Si on peut rapprocher certaines compos à du bon vieux
DarkThrone, il manque clairement ce petit quelque chose pour faire vraiment décoller l’auditeur. On ne ressent pas vraiment d’ambiances sombres, pas vraiment d’angoisse, il manque cette touche de folie qui ferait de
1389 un groupe réellement intéressant.
Et c’est sans parler de la production qui est sale à souhait. Si chez certains groupes cette sensation d’écouter un disque enregistré dans une cave a un certain charme, ici, on ne ressent rien de particulier. A la limite, on pourra être frustré de ne pas bénéficier d’un son légèrement meilleur. Les rythmes sont trop peu variés, et on s'ennuiera très vite.

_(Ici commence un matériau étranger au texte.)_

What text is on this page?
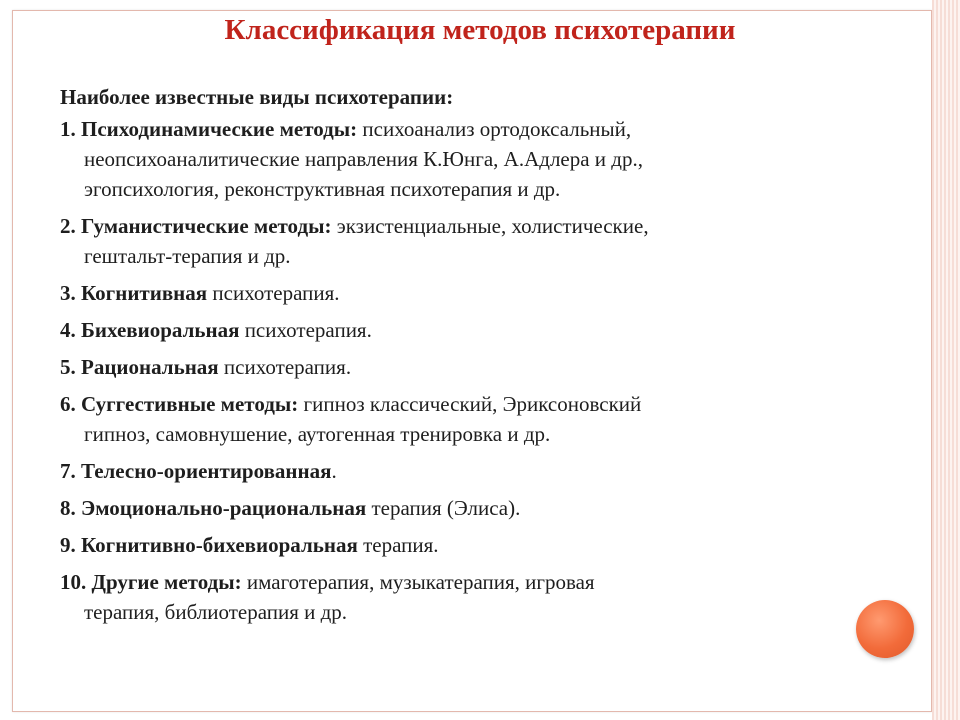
Классификация методов психотерапии
Наиболее известные виды психотерапии:
1. Психодинамические методы: психоанализ ортодоксальный,
неопсихоаналитические направления К.Юнга, А.Адлера и др.,
эгопсихология, реконструктивная психотерапия и др.
2. Гуманистические методы: экзистенциальные, холистические,
гештальт-терапия и др.
3. Когнитивная психотерапия.
4. Бихевиоральная психотерапия.
5. Рациональная психотерапия.
6. Суггестивные методы: гипноз классический, Эриксоновский
гипноз, самовнушение, аутогенная тренировка и др.
7. Телесно-ориентированная.
8. Эмоционально-рациональная терапия (Элиса).
9. Когнитивно-бихевиоральная терапия.
10. Другие методы: имаготерапия, музыкатерапия, игровая
терапия, библиотерапия и др.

Le chant est lui aussi bien pauvre et peu original. C’est bien dommage car cette touche de folie qui manque aux instruments aurait très bien pu se retrouver dans le chant. Mais le manque de variété rend le disque un peu longuet, le manque de violence musicale renforce aussi cet aspect d’ennui. Et c’est vraiment regrettable car on sent que ce groupe a les moyens de faire une musique plus sombre, plus violente et surtout, moins chiante.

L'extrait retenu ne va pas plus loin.